Unsupervised Learning: A specific type of a learning algorithm, especially for self-organizing neural nets such as the Kohonen feature map.

Expert System: An expert system is a computer program that simulates the judgment and behavior of a human or an organization that has expert knowledge and experience in a particular field. Typically, such a system contains a knowledge base containing accumulated experience and a set of rules for applying the knowledge base to each particular situation that is described to the program.

Kohonen Feature Map: It is basically a feed forward/feedback type neural net. Built of an input layer(i.e., the neuron of one layer is connected with each neuron of another layer), called “feature map.” The feature map can be one or two dimensional, and each of its neurons is connected to all other neurons on the map. It is mainly used for classification.

Neural Network: A member of a class of software that is “trained” by presenting it with examples of input and the corresponding desired output.
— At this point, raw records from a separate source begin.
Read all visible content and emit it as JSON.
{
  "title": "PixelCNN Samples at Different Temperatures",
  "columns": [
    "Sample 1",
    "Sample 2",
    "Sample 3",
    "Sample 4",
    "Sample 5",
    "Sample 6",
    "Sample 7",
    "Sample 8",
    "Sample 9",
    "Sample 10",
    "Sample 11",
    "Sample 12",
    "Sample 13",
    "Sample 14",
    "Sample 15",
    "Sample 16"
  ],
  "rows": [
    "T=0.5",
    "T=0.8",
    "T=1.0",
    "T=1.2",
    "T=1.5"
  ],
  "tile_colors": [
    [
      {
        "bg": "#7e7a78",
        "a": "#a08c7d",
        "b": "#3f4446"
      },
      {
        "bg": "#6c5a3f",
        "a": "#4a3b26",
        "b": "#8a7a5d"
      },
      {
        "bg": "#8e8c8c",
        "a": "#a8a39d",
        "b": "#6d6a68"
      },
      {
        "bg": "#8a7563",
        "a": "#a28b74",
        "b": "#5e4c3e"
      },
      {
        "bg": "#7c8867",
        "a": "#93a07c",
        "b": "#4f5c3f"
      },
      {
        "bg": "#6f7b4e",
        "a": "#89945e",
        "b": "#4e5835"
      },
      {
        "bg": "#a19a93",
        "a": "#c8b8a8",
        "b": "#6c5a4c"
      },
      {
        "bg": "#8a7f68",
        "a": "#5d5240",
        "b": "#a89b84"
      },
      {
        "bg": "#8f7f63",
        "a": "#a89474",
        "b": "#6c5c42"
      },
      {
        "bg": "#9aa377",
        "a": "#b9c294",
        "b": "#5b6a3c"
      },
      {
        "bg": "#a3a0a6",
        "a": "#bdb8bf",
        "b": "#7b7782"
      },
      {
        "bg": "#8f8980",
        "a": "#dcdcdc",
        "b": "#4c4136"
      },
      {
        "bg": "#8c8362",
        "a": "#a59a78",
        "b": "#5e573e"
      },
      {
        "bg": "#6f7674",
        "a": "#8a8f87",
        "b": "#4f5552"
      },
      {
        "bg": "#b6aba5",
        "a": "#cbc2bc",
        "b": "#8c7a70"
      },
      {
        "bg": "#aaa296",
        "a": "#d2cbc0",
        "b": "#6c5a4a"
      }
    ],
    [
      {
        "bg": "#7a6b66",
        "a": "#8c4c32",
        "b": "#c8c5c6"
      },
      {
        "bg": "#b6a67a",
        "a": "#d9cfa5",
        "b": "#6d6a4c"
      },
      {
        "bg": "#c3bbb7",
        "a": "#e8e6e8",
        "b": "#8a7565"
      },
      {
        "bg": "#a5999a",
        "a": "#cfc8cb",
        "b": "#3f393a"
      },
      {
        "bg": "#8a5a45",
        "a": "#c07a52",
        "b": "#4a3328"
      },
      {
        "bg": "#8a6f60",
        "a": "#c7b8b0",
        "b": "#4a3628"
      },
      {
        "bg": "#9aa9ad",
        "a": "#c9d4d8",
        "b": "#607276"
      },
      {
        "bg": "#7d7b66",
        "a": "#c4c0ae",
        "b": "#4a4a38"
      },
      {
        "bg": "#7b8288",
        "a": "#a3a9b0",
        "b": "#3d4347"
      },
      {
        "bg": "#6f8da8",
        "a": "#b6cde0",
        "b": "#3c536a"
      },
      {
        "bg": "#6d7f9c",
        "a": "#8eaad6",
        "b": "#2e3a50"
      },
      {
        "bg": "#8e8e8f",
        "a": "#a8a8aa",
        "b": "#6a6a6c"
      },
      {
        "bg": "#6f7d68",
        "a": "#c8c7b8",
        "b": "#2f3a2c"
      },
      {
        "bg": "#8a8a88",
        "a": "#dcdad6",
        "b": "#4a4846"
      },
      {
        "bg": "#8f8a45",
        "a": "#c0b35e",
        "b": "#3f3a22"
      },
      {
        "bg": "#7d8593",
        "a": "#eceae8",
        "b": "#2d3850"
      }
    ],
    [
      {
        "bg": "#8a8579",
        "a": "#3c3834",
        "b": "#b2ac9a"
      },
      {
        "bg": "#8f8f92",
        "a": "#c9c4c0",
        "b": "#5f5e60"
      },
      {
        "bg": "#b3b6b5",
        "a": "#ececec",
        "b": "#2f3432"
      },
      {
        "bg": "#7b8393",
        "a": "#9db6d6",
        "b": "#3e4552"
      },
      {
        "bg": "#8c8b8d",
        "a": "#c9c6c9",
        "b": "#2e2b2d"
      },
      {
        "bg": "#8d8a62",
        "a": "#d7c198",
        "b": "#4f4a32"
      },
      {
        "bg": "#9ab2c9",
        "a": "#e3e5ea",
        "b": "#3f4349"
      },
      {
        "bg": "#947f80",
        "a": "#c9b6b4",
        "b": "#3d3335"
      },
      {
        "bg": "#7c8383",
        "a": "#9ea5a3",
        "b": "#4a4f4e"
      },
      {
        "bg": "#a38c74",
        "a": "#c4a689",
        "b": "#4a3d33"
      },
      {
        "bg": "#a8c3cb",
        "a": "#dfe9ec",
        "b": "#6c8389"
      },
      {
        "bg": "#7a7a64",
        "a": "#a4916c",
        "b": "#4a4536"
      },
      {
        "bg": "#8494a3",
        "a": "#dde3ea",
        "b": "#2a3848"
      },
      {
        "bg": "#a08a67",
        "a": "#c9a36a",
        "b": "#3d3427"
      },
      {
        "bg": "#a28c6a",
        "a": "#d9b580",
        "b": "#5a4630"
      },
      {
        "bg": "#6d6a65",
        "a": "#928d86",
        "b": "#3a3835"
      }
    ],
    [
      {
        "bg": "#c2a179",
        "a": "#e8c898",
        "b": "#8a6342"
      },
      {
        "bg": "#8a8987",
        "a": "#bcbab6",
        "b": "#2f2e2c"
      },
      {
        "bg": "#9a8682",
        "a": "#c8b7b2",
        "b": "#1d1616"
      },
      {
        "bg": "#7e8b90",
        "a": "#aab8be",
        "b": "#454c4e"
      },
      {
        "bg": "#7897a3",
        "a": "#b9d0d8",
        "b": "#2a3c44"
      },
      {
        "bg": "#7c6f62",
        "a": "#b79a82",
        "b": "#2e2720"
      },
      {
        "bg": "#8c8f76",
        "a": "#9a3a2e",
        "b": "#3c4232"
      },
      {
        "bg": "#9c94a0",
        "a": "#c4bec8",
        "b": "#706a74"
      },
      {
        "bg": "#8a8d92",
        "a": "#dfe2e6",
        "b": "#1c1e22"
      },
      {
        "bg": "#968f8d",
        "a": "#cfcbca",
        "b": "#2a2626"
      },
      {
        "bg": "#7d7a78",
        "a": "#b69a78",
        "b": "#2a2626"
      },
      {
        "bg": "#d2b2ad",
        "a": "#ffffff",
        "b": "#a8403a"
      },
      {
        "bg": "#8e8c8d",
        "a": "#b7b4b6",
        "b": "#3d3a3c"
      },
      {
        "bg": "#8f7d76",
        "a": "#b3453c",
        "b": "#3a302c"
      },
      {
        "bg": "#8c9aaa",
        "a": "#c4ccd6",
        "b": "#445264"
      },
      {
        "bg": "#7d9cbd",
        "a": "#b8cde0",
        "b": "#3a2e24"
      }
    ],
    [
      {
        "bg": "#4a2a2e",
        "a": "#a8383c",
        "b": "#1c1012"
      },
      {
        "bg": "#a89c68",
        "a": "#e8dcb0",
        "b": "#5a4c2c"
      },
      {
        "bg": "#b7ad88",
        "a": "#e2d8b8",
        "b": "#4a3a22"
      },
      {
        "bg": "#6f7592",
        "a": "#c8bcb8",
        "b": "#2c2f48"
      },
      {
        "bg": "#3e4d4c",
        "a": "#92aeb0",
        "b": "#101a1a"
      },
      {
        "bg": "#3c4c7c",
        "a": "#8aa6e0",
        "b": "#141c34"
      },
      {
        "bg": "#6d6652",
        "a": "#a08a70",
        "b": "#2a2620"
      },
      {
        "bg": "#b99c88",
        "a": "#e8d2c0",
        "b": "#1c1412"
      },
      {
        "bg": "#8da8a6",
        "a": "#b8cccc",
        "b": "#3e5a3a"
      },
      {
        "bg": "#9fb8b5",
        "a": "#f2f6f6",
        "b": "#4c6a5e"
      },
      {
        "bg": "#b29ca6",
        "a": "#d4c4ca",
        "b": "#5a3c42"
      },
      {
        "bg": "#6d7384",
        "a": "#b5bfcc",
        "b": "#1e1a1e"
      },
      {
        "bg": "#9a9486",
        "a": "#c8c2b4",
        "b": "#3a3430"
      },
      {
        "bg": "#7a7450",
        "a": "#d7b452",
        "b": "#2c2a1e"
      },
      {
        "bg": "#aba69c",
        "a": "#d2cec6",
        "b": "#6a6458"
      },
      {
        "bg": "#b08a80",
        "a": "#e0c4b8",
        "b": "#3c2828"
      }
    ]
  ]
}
Training might be conducted using synthetic data, iterating on the examples until satisfactory depth estimates are obtained. Neural networks are general-purpose programs, which have applications outside potential fields, including almost any problem that can be regarded as pattern recognition in some form.

Supervised Learning: This is performed with feed forward nets where training patterns are composed of an input vector and an output vector that are associated with the input and output nodes, respectively. An input vector is presented at the inputs together with a set of desired responses, one for each node. A forward pass is done and the errors or discrepancies, between the desired and actual response for each node in the output layer, are found. These are then used to determine weight changes in the net according to the prevailing learning rule.